23
votes

The introduction

The following code shows that when using runhaskell Haskell Garbage Collector releases the memory, when a is no longer used. It results in core dump while releasing variable a - for a purpose, to inspect the behaviour - a has got nullFunPtr as a finalizer.

module Main where

import Foreign.Ptr 
import Foreign.ForeignPtr


main :: IO ()
main = do
    a <- newForeignPtr nullFunPtr nullPtr
    putStrLn "Hello World"

The problem

When running the same in ghci it does not release memory. How can I force ghci to release no longer used variables?

$ ghci
> import Foreign.Ptr
> import Foreign.ForeignPtr
> import System.Mem
> a <- newForeignPtr nullFunPtr nullPtr
> a <- return () -- rebinding variable a to show gc that I'm no longer using it
> performGC
> -- did not crash - GC didn't release memory
> ^D
Leaving GHCi.
[1]    4396 segmentation fault (core dumped)  ghci

Memory was released on exit, but this is too late for me. I'm extending GHCi and using it for other purpose and I need to release the memory earlier - on demand or as fast as possible would be really great.

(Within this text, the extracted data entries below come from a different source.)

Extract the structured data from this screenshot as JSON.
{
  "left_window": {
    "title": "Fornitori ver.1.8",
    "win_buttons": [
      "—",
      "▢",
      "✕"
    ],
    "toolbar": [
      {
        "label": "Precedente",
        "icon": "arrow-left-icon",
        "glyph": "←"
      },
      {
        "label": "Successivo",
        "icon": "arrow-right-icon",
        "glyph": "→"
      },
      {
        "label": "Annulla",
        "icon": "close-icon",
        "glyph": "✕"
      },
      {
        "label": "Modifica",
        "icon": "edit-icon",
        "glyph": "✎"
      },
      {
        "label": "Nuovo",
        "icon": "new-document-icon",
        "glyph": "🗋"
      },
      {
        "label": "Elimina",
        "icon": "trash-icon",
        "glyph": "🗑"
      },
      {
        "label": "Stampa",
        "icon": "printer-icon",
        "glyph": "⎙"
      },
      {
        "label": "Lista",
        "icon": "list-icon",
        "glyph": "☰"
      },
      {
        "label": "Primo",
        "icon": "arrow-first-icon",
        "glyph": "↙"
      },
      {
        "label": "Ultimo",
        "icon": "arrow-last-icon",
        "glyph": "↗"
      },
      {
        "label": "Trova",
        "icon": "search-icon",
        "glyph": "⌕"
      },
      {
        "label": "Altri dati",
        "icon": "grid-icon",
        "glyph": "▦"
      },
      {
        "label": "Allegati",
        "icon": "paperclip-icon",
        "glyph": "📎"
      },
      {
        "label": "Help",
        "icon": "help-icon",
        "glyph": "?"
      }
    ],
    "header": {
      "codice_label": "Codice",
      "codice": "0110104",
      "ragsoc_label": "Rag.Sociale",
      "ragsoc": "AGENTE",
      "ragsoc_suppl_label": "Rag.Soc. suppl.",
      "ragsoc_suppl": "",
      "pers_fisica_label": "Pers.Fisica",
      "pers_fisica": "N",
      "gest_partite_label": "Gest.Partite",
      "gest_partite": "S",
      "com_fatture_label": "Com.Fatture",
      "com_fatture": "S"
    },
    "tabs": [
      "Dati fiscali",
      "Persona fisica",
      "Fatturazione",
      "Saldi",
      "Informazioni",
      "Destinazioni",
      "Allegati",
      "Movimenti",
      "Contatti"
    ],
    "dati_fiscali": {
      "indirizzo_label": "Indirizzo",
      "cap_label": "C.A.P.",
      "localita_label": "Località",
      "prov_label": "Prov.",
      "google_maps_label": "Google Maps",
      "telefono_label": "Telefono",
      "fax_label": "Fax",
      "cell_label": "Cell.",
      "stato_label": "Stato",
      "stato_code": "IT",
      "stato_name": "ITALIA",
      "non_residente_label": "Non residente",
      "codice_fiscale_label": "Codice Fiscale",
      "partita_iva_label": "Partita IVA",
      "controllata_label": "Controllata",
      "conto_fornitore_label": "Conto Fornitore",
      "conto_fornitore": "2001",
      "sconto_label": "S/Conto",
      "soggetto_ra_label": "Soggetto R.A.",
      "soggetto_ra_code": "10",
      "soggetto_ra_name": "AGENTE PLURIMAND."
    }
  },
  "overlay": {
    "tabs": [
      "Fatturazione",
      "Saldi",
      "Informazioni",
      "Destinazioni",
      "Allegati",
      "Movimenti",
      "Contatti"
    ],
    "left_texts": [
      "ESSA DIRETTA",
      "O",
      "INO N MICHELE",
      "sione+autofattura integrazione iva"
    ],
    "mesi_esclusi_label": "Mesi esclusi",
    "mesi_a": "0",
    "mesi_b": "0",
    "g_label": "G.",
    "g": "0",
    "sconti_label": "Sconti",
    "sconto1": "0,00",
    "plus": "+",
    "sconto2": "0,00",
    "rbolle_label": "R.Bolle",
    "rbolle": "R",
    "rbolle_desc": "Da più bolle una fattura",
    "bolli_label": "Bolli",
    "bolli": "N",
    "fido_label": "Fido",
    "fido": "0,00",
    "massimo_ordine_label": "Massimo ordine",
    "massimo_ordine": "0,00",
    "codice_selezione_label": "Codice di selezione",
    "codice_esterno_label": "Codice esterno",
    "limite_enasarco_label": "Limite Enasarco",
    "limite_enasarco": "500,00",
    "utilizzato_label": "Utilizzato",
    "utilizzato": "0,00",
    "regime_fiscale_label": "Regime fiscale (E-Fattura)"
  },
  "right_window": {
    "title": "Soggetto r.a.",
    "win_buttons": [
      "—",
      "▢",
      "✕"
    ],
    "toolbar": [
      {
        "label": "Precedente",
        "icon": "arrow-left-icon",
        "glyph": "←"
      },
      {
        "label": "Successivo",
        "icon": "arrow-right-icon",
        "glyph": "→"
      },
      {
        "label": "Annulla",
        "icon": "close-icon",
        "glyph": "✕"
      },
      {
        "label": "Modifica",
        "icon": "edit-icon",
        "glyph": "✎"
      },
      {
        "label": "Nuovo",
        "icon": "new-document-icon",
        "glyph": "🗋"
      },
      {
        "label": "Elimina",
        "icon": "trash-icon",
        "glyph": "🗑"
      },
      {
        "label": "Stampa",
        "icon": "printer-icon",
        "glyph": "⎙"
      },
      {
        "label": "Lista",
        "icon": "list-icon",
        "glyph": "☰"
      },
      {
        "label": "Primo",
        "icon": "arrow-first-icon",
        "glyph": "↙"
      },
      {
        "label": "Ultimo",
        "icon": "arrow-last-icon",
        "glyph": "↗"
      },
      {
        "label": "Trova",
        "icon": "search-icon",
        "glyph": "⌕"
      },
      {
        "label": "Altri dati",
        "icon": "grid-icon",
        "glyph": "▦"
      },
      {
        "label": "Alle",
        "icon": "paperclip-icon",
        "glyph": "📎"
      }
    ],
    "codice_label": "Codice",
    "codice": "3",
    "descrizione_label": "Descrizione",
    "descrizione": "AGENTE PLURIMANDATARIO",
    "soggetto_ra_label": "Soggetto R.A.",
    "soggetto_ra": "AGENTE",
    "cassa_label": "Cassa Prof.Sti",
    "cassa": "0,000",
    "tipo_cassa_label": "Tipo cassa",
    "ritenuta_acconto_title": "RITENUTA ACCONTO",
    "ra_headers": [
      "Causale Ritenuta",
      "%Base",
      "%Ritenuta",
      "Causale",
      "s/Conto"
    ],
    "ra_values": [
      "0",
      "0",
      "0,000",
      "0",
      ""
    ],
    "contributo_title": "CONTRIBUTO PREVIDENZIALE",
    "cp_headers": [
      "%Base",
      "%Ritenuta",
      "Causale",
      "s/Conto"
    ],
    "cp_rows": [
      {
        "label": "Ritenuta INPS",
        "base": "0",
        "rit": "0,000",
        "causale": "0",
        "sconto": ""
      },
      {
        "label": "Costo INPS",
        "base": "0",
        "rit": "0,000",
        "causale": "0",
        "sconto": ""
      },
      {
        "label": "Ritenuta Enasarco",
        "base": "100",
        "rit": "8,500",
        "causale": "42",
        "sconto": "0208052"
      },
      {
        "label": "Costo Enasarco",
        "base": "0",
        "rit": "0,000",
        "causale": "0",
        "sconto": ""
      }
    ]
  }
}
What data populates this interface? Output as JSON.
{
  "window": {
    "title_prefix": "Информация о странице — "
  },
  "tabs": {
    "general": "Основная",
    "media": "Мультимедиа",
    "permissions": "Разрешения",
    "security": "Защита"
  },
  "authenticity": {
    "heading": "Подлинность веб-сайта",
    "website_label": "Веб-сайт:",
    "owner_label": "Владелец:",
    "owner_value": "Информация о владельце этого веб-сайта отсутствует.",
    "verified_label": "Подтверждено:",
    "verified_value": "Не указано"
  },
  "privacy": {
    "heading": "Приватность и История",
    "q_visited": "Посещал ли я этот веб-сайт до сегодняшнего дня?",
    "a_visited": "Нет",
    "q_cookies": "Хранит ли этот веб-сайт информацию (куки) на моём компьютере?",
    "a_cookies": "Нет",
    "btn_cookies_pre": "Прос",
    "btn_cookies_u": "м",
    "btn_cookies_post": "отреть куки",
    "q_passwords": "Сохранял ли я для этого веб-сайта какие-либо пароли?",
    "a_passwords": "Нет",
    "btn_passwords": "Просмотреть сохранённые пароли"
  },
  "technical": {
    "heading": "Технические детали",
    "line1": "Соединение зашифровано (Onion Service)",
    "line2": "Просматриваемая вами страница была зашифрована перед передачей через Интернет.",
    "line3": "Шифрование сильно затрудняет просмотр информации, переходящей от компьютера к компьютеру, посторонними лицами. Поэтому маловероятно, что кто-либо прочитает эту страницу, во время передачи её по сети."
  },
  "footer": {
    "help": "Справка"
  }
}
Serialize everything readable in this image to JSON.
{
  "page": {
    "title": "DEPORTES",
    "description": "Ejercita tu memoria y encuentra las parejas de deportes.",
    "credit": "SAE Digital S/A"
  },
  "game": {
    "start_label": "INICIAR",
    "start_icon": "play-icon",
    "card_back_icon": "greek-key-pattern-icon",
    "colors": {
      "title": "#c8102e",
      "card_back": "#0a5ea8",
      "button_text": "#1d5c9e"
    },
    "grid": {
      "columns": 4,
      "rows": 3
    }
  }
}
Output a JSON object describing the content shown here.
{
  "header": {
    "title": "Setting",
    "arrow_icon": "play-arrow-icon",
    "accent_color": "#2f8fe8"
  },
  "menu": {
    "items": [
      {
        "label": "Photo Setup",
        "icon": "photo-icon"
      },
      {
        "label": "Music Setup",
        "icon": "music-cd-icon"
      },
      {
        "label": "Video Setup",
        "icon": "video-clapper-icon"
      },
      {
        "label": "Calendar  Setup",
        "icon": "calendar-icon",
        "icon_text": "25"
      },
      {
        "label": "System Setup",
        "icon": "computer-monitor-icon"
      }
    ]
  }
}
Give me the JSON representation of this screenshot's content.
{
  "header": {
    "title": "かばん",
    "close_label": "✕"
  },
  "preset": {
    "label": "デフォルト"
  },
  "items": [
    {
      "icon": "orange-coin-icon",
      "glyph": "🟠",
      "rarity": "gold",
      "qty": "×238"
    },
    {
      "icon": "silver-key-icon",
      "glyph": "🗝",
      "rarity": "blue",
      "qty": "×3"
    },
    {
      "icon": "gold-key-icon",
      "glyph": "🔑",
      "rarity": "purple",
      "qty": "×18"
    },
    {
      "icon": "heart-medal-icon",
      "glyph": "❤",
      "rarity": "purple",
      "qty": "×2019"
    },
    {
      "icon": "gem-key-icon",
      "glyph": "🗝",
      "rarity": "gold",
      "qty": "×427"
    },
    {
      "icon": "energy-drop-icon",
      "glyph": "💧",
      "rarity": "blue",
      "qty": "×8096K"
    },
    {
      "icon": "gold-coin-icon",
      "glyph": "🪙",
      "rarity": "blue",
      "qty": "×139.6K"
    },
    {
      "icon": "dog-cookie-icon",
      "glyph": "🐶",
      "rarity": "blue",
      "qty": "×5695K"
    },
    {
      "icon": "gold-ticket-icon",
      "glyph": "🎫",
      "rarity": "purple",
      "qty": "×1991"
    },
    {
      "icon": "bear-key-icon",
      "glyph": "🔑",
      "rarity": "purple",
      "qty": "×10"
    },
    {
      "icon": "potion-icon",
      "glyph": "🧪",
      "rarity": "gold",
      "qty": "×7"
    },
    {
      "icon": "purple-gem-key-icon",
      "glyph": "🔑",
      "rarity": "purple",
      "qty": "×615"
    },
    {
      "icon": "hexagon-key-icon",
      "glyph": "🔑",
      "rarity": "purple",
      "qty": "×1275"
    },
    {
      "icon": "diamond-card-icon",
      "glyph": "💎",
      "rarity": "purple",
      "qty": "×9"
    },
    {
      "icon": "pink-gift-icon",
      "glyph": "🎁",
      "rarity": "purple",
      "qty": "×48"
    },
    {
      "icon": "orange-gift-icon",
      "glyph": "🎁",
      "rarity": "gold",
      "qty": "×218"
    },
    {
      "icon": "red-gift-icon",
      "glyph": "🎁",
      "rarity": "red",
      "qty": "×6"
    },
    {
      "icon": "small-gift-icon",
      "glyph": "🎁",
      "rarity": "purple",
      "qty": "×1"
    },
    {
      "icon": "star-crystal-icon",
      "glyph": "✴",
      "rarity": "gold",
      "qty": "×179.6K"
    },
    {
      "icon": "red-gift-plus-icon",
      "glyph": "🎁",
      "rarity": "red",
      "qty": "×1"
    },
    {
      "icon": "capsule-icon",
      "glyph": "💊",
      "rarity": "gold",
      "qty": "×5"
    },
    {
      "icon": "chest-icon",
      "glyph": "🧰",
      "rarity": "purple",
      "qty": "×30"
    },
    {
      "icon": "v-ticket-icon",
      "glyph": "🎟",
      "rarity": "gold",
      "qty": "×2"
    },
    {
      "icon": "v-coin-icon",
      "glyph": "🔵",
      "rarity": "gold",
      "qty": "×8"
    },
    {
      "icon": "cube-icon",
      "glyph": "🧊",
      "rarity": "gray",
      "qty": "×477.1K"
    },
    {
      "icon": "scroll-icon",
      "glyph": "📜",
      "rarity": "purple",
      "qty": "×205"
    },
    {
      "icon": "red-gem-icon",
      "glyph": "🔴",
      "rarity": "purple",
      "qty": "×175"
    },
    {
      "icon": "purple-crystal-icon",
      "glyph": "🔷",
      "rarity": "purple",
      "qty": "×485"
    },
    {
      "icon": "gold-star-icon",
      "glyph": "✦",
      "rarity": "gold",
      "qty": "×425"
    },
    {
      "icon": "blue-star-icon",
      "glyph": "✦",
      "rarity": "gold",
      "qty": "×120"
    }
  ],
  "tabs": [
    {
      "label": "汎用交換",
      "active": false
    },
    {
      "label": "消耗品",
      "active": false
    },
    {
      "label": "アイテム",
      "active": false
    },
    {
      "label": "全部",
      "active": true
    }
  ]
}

I know that I can call finalizeForeignPtr, but I'm using foreignPtr just for debug purposes. How can I release a in general in last example?

If there is no possibility to do it with ghci prompt, I can also modify ghci code. Maybe I can release this a by modyfing ghci Interactive Context or DynFlags? So far I've got no luck with my reaserch.

1
Are you sure the memory is not released? I don't think there's a guarantee that finalizers run promptly when a variable is GC'd. - Daniel Wagner
Rather yes, I did similar tests with large arrays and monitoring it with ekg. Nothing was released. - remdezx
Why should be a garbage collected after reassignment to () ? How could ghci know (from inside a kind of IO monad) it won't be needed ? - David Unric
If end of scope can be determined, it would work as you may expect, without pointless 'rebinding'. GHCi> let testNull = do { a <- newForeignPtr nullFunPtr nullPtr; return () } GHCi> performGC results in an immediate SIGSEGV. - David Unric
I thought that if variable is rebound, the old value will be released. Using scopes is nice idea, but unfortunately in my code I have many variables like this a and I cannot release only few of them using scoping like that... - remdezx

1 Answers

9
votes

Tracing through the code we find that the value is stored in the field closure_env of the data type PersistentLinkerState, which is a ClosureEnv, i.e. a mapping from name to HValues. The relevant function in Linker.hs is

extendLinkEnv :: [(Name,HValue)] -> IO ()
-- Automatically discards shadowed bindings
extendLinkEnv new_bindings =
  modifyPLS_ $ \pls ->
    let new_closure_env = extendClosureEnv (closure_env pls) new_bindings
    in return pls{ closure_env = new_closure_env }

and although the comment indicates that it should remove the shadowed binding, it does not, at least not the way you want it to.

The reason is, as AndrewC writes correctly: Although both variables have the same source code name, they are different to the compiler (they have a different Unique attached). We can observe this after adding some tracing to the function above:

*GHCiGC> a <- newForeignPtr nullFunPtr nullPtr
extendLinkEnv [a_azp]
*GHCiGC> a <- return ()
extendLinkEnv [a_aF0]
*GHCiGC> performGC
extendLinkEnv [it_aFL]

Removing bindings with the same source-name at this point should solve your GC problem, but I don’t know the compiler well enough to tell what else would break. I suggest you open a ticket, hopefully someone will know.

Confusion on binding vs. value

In the comments there seems to be some confusion about bindings and values. Consider this code:

> a <- return something
> b <- return somethingelse
> a <- return (b+b)
> b <- return anewthing

With the current implementation, the heap will consist of `

  • something
  • somethingelse
  • a thunk referencing the (+) operator and somethingelse
  • anewthing.

Furthermore the environment of the interpreter has references to all four heap values, so nothing can be GC’ed.

What remdezx rightly expected is that GHCi would drop the reference to something and somethingelse. This, in turn, would allow the run time system to garbage collect something (we assume no further references). GHCi still references the thunk, which in turn references somethingelse, so this would not be garbage collected.

Clearly the question was very implementation specific, and so is this answer :-)